Sex hormone dysregulation may be caused by similar things as above, as well as a few others. These include chronic psychological or physical stress, poor sleep, certain medications,way too much booze or other recreational drugs, lack of muscle and exercise, and getting old.
Thus, the other most important concept is that there are many onramps to the wheel of fire. And once you are on the wheel, it can take you to any other point on the wheel. Further, the more onramps you choose to enter (say, you have too much visceral adipose tissue, and you don’t lift weights, and you have chronic psychological stress), the hotter the wheel will burn and the faster it will spin.
To summarize, this brings us to the triple salchow of mixed metaphors. The wheel of fire is the relation of various typically unassociated but causally linked pathologies that promote one another and are bound by supranormal systemic inflammation. The wheel of fire is a dimmer or rheostat, in that it is not either present or absent, but always present in various degrees. The wheel of fire is an encircling superhighway around a corrupt city. This highway may be entered via numerous onramps. And once on the highway from any starting point, one will likely soon be taken to many other points along it.

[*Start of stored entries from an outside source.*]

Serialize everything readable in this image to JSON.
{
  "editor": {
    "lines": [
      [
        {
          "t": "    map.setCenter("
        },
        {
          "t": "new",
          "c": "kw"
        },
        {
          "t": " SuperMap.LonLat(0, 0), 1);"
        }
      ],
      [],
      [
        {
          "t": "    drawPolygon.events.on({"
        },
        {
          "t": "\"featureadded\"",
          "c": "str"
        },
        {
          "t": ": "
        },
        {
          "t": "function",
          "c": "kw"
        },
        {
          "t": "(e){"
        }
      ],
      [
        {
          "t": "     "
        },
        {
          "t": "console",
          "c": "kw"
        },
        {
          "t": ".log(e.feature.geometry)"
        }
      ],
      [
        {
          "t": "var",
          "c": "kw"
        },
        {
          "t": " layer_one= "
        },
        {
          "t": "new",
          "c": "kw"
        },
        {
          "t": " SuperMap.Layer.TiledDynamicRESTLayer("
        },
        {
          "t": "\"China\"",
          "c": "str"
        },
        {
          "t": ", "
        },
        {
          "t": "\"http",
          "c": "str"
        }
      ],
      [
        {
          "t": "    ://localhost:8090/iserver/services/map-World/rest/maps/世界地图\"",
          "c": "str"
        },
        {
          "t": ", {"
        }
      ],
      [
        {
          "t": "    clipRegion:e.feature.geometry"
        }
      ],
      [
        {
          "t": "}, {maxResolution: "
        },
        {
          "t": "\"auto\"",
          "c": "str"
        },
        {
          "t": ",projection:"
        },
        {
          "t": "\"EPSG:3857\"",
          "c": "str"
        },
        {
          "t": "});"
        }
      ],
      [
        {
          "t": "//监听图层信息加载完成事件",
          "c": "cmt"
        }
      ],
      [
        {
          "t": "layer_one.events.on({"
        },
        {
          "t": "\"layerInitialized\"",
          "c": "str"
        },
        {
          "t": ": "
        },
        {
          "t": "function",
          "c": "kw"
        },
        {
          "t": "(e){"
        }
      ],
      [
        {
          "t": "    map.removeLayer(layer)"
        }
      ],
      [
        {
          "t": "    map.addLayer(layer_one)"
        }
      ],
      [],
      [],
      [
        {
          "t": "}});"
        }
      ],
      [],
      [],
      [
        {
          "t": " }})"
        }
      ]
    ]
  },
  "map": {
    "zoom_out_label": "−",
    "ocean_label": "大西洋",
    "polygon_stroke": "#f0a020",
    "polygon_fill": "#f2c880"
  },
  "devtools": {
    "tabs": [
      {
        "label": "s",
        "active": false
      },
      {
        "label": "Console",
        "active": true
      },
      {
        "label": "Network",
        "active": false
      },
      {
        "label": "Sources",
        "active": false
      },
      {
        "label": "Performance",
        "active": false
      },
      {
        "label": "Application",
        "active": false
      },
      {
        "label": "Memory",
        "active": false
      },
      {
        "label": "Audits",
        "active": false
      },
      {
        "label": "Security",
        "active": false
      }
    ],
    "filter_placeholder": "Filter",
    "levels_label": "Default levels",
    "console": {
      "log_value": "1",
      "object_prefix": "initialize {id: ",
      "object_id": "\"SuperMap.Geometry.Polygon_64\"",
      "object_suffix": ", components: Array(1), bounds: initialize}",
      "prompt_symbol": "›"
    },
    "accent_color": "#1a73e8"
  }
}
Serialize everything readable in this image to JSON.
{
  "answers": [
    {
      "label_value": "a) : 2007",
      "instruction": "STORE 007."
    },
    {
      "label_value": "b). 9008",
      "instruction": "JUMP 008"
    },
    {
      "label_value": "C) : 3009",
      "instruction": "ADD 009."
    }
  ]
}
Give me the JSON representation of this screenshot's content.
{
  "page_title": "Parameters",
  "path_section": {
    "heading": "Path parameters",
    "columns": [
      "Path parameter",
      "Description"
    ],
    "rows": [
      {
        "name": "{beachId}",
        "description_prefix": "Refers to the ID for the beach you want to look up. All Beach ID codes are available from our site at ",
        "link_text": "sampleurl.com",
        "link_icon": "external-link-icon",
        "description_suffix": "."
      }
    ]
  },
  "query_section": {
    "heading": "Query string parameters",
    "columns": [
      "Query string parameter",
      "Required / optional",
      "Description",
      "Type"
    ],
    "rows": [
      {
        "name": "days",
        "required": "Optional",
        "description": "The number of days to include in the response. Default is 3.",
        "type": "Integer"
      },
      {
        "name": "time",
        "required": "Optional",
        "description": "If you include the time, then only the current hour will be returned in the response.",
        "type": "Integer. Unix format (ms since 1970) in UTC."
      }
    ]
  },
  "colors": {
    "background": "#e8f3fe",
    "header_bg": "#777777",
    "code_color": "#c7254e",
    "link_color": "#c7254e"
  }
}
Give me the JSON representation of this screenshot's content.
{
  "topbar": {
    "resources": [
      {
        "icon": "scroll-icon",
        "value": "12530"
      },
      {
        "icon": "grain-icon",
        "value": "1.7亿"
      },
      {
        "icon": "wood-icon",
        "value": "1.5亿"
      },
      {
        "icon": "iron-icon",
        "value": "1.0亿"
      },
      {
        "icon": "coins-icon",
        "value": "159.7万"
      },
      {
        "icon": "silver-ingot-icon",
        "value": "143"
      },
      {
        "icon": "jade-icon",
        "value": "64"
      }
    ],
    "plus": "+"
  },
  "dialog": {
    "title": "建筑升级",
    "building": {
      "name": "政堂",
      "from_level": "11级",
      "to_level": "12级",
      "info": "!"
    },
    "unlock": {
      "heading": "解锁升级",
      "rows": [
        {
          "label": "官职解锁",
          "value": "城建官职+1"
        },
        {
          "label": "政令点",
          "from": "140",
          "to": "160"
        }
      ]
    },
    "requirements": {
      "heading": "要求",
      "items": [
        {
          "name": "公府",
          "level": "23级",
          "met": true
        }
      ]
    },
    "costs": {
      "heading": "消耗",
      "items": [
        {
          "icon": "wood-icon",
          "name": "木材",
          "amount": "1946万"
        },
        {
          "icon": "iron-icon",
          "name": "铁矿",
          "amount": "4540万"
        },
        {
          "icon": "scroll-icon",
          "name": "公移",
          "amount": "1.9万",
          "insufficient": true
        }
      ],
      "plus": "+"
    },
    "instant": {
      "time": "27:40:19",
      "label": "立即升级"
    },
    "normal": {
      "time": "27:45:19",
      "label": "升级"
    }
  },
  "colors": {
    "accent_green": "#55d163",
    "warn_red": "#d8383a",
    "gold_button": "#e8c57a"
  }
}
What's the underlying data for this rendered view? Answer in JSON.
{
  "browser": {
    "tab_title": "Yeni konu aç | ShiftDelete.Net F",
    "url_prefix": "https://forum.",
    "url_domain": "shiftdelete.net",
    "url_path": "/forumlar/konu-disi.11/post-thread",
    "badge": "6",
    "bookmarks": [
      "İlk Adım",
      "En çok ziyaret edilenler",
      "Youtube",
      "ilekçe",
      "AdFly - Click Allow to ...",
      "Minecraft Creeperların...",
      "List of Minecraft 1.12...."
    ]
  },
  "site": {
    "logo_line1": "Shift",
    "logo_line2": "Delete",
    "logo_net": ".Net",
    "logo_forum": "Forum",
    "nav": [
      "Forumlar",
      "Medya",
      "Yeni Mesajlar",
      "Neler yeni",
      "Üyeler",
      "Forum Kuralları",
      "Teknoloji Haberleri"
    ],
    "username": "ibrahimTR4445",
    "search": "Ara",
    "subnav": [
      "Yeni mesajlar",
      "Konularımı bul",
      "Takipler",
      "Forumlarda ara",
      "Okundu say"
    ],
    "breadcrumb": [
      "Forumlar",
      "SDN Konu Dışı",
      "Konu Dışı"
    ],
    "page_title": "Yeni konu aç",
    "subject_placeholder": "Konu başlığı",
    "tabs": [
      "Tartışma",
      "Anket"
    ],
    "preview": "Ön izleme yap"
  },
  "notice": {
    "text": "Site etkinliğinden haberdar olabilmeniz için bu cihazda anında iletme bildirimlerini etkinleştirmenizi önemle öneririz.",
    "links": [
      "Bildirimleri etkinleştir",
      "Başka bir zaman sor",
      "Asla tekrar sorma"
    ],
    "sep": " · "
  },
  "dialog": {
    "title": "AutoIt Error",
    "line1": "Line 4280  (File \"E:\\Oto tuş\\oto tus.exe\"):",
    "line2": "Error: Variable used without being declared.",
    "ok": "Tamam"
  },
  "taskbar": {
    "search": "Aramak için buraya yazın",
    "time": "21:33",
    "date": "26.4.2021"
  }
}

In the next section of this essay, I will start to expand the current model of the wheel of fire. In BSSHM, I mainly discussed how sex hormone dysregulation and the metabolic syndrome are two nodes on this positive feedback loop. Well, it turns out that our wheel contains many more parts. As such, there are many more onramps and many more ways to spin the wheel and turn the heat up.
This concludes part 2 of the Wheel of Fire: The Dimmer and the Beltway.